Es muss Gesundheitsminister Alain Bersets gefühlt drölftausendste Bundesrats-Pressekonferenz gewesen sein heute Nachmittag in Bern. Im Auftritt wirkte er ein bisschen wie eine Lokomotive, die Schweres zu ziehen hat, nicht ganz so vorankommt, wie sie es will – und deshalb ab und zu kräftig schnaubt.

Beschlossen hat der Bundesrat heute: nichts. Oder, seien wir präzise, fast nichts: Er hat die Ausnahmeregelung für einzelne Kantone aufgehoben. Ab dem 9. Januar müssen sämtliche Restaurants sowie Kultur-, Sport- und Freizeitbetriebe geschlossen bleiben.

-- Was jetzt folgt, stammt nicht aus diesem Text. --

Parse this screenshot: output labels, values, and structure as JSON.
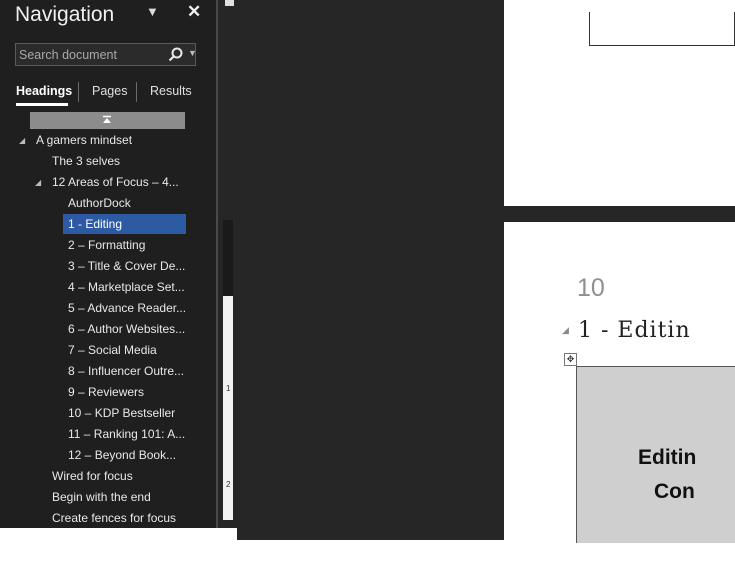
{
  "navigation": {
    "title": "Navigation",
    "search_placeholder": "Search document",
    "tabs": [
      {
        "label": "Headings",
        "active": true
      },
      {
        "label": "Pages",
        "active": false
      },
      {
        "label": "Results",
        "active": false
      }
    ],
    "tree": [
      {
        "label": "A gamers mindset",
        "level": 1,
        "expanded": true
      },
      {
        "label": "The 3 selves",
        "level": 2
      },
      {
        "label": "12 Areas of Focus – 4...",
        "level": 2,
        "expanded": true
      },
      {
        "label": "AuthorDock",
        "level": 3
      },
      {
        "label": "1 - Editing",
        "level": 3,
        "selected": true
      },
      {
        "label": "2 – Formatting",
        "level": 3
      },
      {
        "label": "3 – Title & Cover De...",
        "level": 3
      },
      {
        "label": "4 – Marketplace Set...",
        "level": 3
      },
      {
        "label": "5 – Advance Reader...",
        "level": 3
      },
      {
        "label": "6 – Author Websites...",
        "level": 3
      },
      {
        "label": "7 – Social Media",
        "level": 3
      },
      {
        "label": "8 – Influencer Outre...",
        "level": 3
      },
      {
        "label": "9 – Reviewers",
        "level": 3
      },
      {
        "label": "10 – KDP Bestseller",
        "level": 3
      },
      {
        "label": "11 – Ranking 101: A...",
        "level": 3
      },
      {
        "label": "12 – Beyond Book...",
        "level": 3
      },
      {
        "label": "Wired for focus",
        "level": 2
      },
      {
        "label": "Begin with the end",
        "level": 2
      },
      {
        "label": "Create fences for focus",
        "level": 2
      }
    ]
  },
  "ruler": {
    "marks": [
      "1",
      "2"
    ]
  },
  "document": {
    "page_number": "10",
    "heading": "1 - Editin",
    "box_line1": "Editin",
    "box_line2": "Con"
  },
  "colors": {
    "panel_bg": "#1f1f1f",
    "selection": "#2e5aa3",
    "canvas_bg": "#262626"
  }
}
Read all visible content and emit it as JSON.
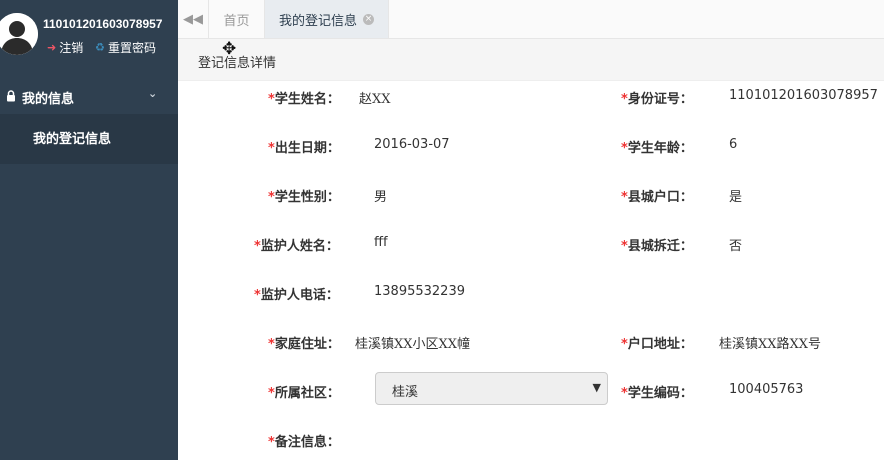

Bisher hatten «Kantone mit günstiger Entwicklung» da Ausnahmen machen können. (Allerdings gibt es die sowieso nur noch in einigen wenigen Kantonen – und am Sonntag haben Neuenburg, die Waadt und das Wallis ihre Ausnahmen aufgehoben.)

Konkret geändert hat sich nach der heutigen Sitzung also nicht viel. Noch nicht, das könnte aber wohl bald geschehen. Und zwar will der Bundesrat die Massnahmen (die aktuell noch bis 22. Januar gelten) um fünf Wochen – bis Ende Februar – verlängern. Das hat er heute in seiner Sitzung besprochen.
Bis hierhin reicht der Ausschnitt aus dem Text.